Pasta and peas
17/11/2023Here is the classic Italian recipe for pasta and peas:
Ingredients
- 320 g of pasta (ditalini or tubetti are usually used)
- 300 g of fresh or frozen peas
- 1 small onion
- 50 g of smoked pancetta (optional)
- 2 tablespoons of extra virgin olive oil
- Salt and pepper to taste
- Vegetable broth or water as needed
- Grated Parmesan cheese for serving (optional)
Preparation
- Begin by finely chopping the onion and cutting the pancetta into small cubes if you choose to use it.
- In a pot, heat the extra virgin olive oil and add the chopped onion (and pancetta, if using). Sauté until the onion becomes translucent and the pancetta is lightly golden.
- Add the peas to the pot and mix well. Allow them to flavor for a few minutes.
- Pour in the vegetable broth or water just enough to thinly cover the peas and bring to a gentle boil.

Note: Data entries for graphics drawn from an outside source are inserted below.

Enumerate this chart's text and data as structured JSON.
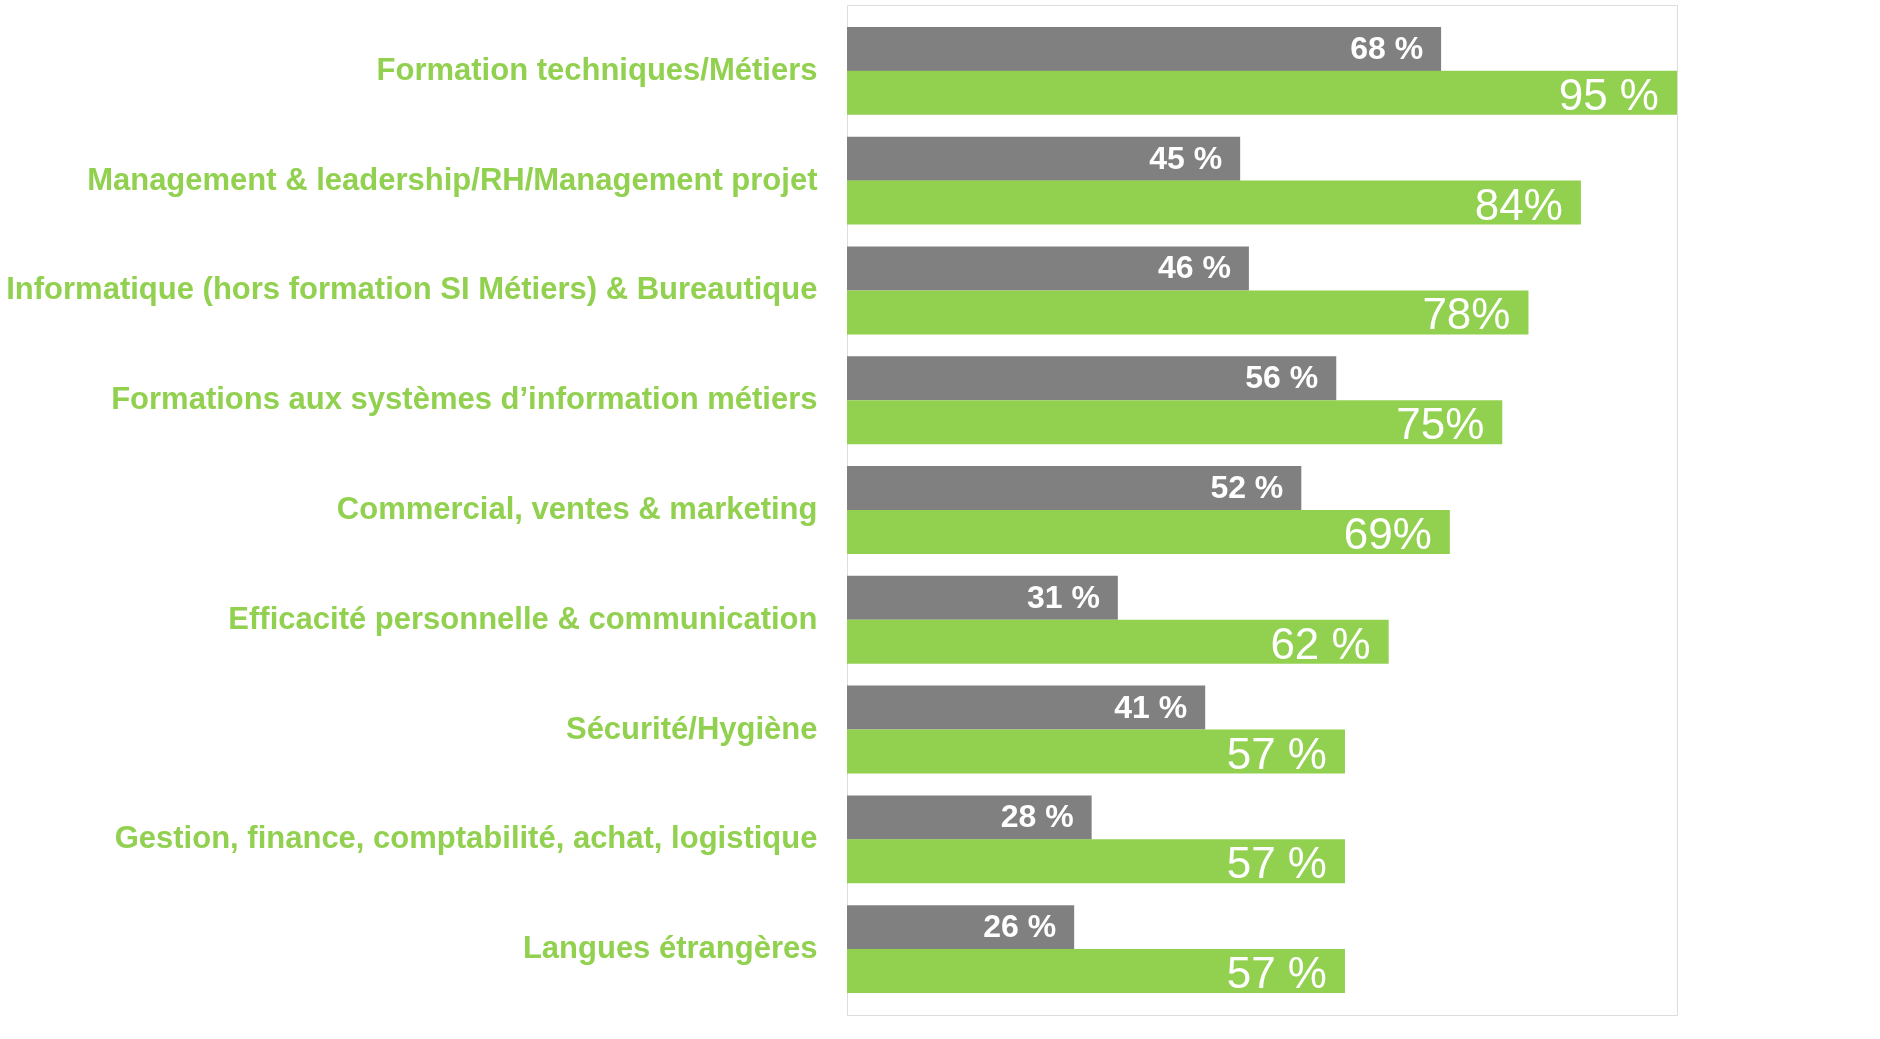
{
  "chart_data": {
    "type": "bar",
    "orientation": "horizontal",
    "categories": [
      "Formation techniques/Métiers",
      "Management & leadership/RH/Management projet",
      "Informatique (hors formation SI Métiers) & Bureautique",
      "Formations aux systèmes d’information métiers",
      "Commercial, ventes & marketing",
      "Efficacité personnelle & communication",
      "Sécurité/Hygiène",
      "Gestion, finance, comptabilité, achat, logistique",
      "Langues étrangères"
    ],
    "series": [
      {
        "color": "#808080",
        "values": [
          68,
          45,
          46,
          56,
          52,
          31,
          41,
          28,
          26
        ],
        "value_labels": [
          "68 %",
          "45 %",
          "46 %",
          "56 %",
          "52 %",
          "31 %",
          "41 %",
          "28 %",
          "26 %"
        ]
      },
      {
        "color": "#92d050",
        "values": [
          95,
          84,
          78,
          75,
          69,
          62,
          57,
          57,
          57
        ],
        "value_labels": [
          "95 %",
          "84%",
          "78%",
          "75%",
          "69%",
          "62 %",
          "57 %",
          "57 %",
          "57 %"
        ]
      }
    ],
    "grid": false
  }
}
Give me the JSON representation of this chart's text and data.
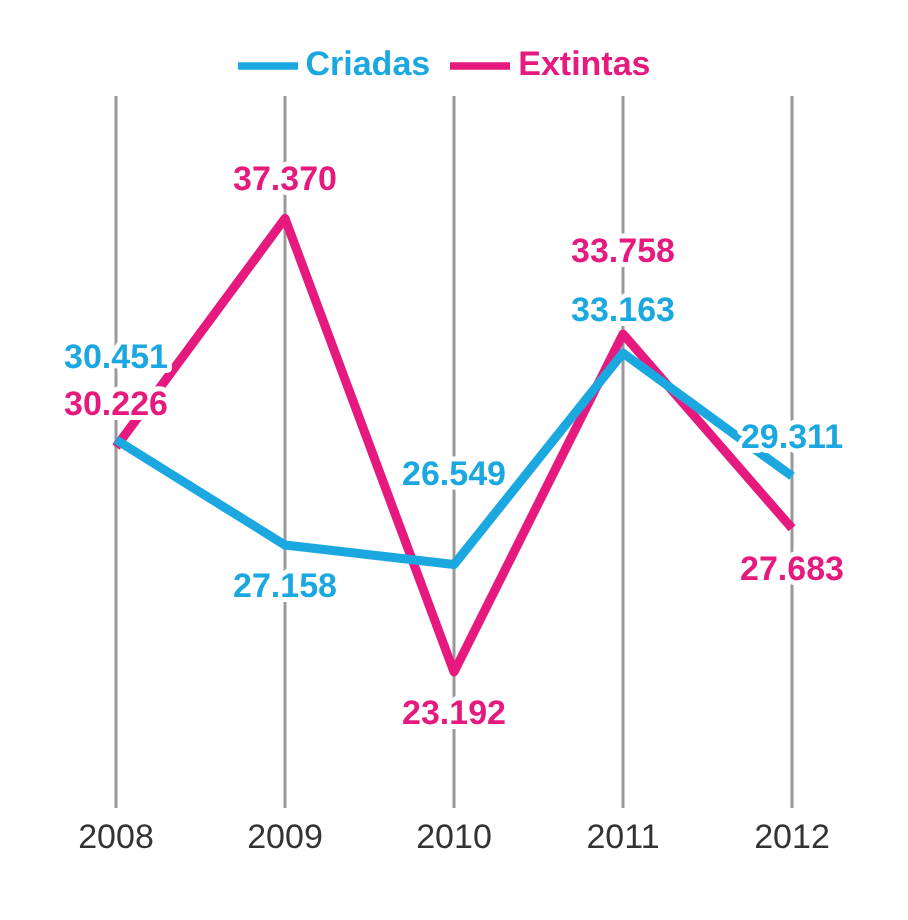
{
  "chart_data": {
    "type": "line",
    "categories": [
      "2008",
      "2009",
      "2010",
      "2011",
      "2012"
    ],
    "series": [
      {
        "name": "Criadas",
        "color": "#1ba8e0",
        "values": [
          30451,
          27158,
          26549,
          33163,
          29311
        ],
        "value_labels": [
          "30.451",
          "27.158",
          "26.549",
          "33.163",
          "29.311"
        ]
      },
      {
        "name": "Extintas",
        "color": "#e5197e",
        "values": [
          30226,
          37370,
          23192,
          33758,
          27683
        ],
        "value_labels": [
          "30.226",
          "37.370",
          "23.192",
          "33.758",
          "27.683"
        ]
      }
    ],
    "grid": "x",
    "legend": "top",
    "marker": "none",
    "line_style": "solid"
  }
}
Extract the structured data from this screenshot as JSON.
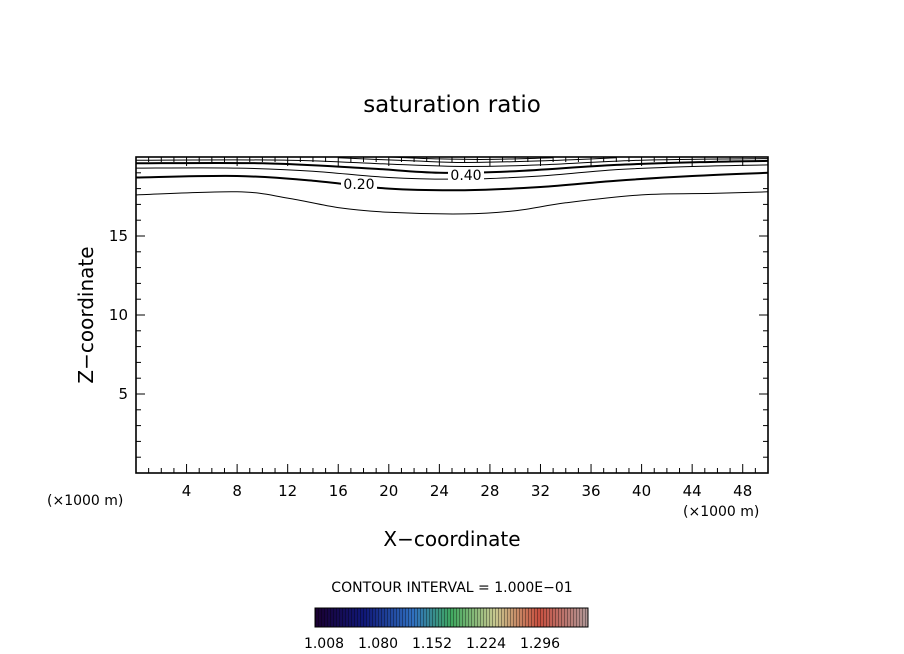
{
  "chart_data": {
    "type": "contour",
    "title": "saturation ratio",
    "xlabel": "X−coordinate",
    "ylabel": "Z−coordinate",
    "x_unit": "(×1000 m)",
    "y_unit": "(×1000 m)",
    "xlim": [
      0,
      50
    ],
    "ylim": [
      0,
      20
    ],
    "x_ticks": [
      4,
      8,
      12,
      16,
      20,
      24,
      28,
      32,
      36,
      40,
      44,
      48
    ],
    "x_tick_labels": [
      "4",
      "8",
      "12",
      "16",
      "20",
      "24",
      "28",
      "32",
      "36",
      "40",
      "44",
      "48"
    ],
    "y_ticks": [
      5,
      10,
      15
    ],
    "y_tick_labels": [
      "5",
      "10",
      "15"
    ],
    "contour_interval_text": "CONTOUR INTERVAL = 1.000E−01",
    "colorbar_ticks": [
      "1.008",
      "1.080",
      "1.152",
      "1.224",
      "1.296"
    ],
    "contours": [
      {
        "level": 0.1,
        "label": "",
        "bold": false,
        "points": [
          [
            0,
            17.6
          ],
          [
            8,
            17.8
          ],
          [
            12,
            17.4
          ],
          [
            16,
            16.8
          ],
          [
            20,
            16.5
          ],
          [
            26,
            16.4
          ],
          [
            30,
            16.6
          ],
          [
            34,
            17.1
          ],
          [
            40,
            17.6
          ],
          [
            46,
            17.7
          ],
          [
            50,
            17.8
          ]
        ]
      },
      {
        "level": 0.2,
        "label": "0.20",
        "bold": true,
        "points": [
          [
            0,
            18.7
          ],
          [
            8,
            18.8
          ],
          [
            14,
            18.5
          ],
          [
            20,
            18.0
          ],
          [
            26,
            17.9
          ],
          [
            32,
            18.1
          ],
          [
            38,
            18.5
          ],
          [
            44,
            18.8
          ],
          [
            50,
            19.0
          ]
        ]
      },
      {
        "level": 0.3,
        "label": "",
        "bold": false,
        "points": [
          [
            0,
            19.3
          ],
          [
            8,
            19.3
          ],
          [
            14,
            19.1
          ],
          [
            20,
            18.7
          ],
          [
            26,
            18.6
          ],
          [
            32,
            18.8
          ],
          [
            38,
            19.2
          ],
          [
            44,
            19.4
          ],
          [
            50,
            19.5
          ]
        ]
      },
      {
        "level": 0.4,
        "label": "0.40",
        "bold": true,
        "points": [
          [
            0,
            19.6
          ],
          [
            10,
            19.6
          ],
          [
            18,
            19.3
          ],
          [
            24,
            19.0
          ],
          [
            30,
            19.1
          ],
          [
            38,
            19.5
          ],
          [
            46,
            19.7
          ],
          [
            50,
            19.75
          ]
        ]
      },
      {
        "level": 0.5,
        "label": "",
        "bold": false,
        "points": [
          [
            0,
            19.8
          ],
          [
            12,
            19.8
          ],
          [
            20,
            19.55
          ],
          [
            26,
            19.4
          ],
          [
            32,
            19.5
          ],
          [
            40,
            19.8
          ],
          [
            50,
            19.9
          ]
        ]
      },
      {
        "level": 0.6,
        "label": "",
        "bold": false,
        "points": [
          [
            16,
            19.95
          ],
          [
            22,
            19.75
          ],
          [
            26,
            19.65
          ],
          [
            32,
            19.75
          ],
          [
            38,
            19.95
          ]
        ]
      },
      {
        "level": 0.7,
        "label": "",
        "bold": false,
        "points": [
          [
            20,
            20.0
          ],
          [
            24,
            19.88
          ],
          [
            28,
            19.85
          ],
          [
            33,
            19.95
          ]
        ]
      }
    ],
    "grid": false,
    "legend": "colorbar-bottom"
  }
}
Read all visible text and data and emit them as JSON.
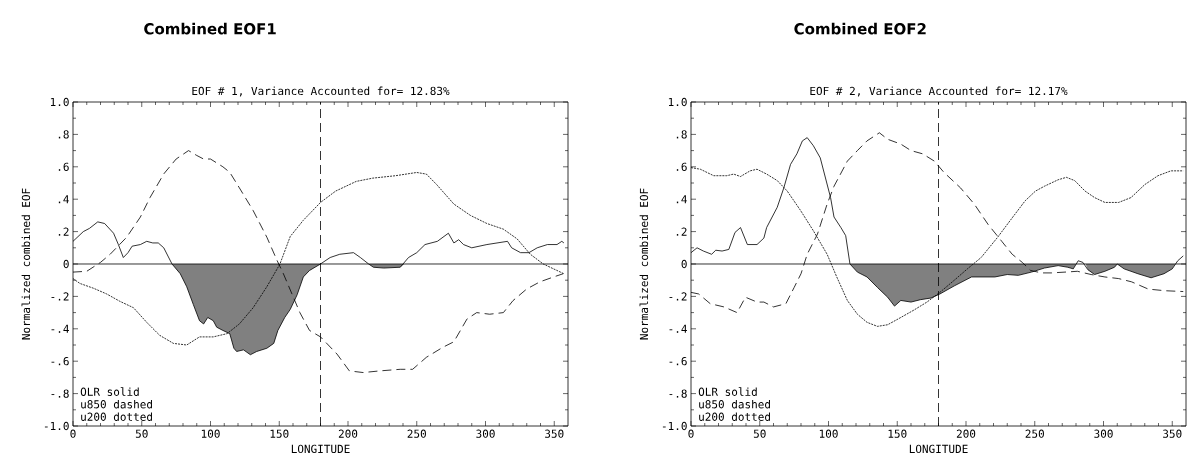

- When the peas are almost cooked, add the pasta and stir well. If necessary, add more broth or hot water to ensure that the pasta is completely submerged.
- Cook the pasta following the timing suggested on the package, stirring occasionally.
- Adjust the salt and pepper, and finish cooking until the pasta is al dente and the liquid has reduced, leaving a tasty cream.
- Serve the hot pasta and peas with a sprinkle of grated Parmesan cheese if desired.
Interesting Facts
Pasta and peas is a very simple dish that is emblematic of Italian home cooking. It is a recipe that reflects the philosophy of cooking with a few fresh ingredients, bringing authentic flavors to the table. Traditionally, it is a dish prepared in the spring, when peas are fresh and sweet, but today it is easy to find it year-round thanks to frozen peas.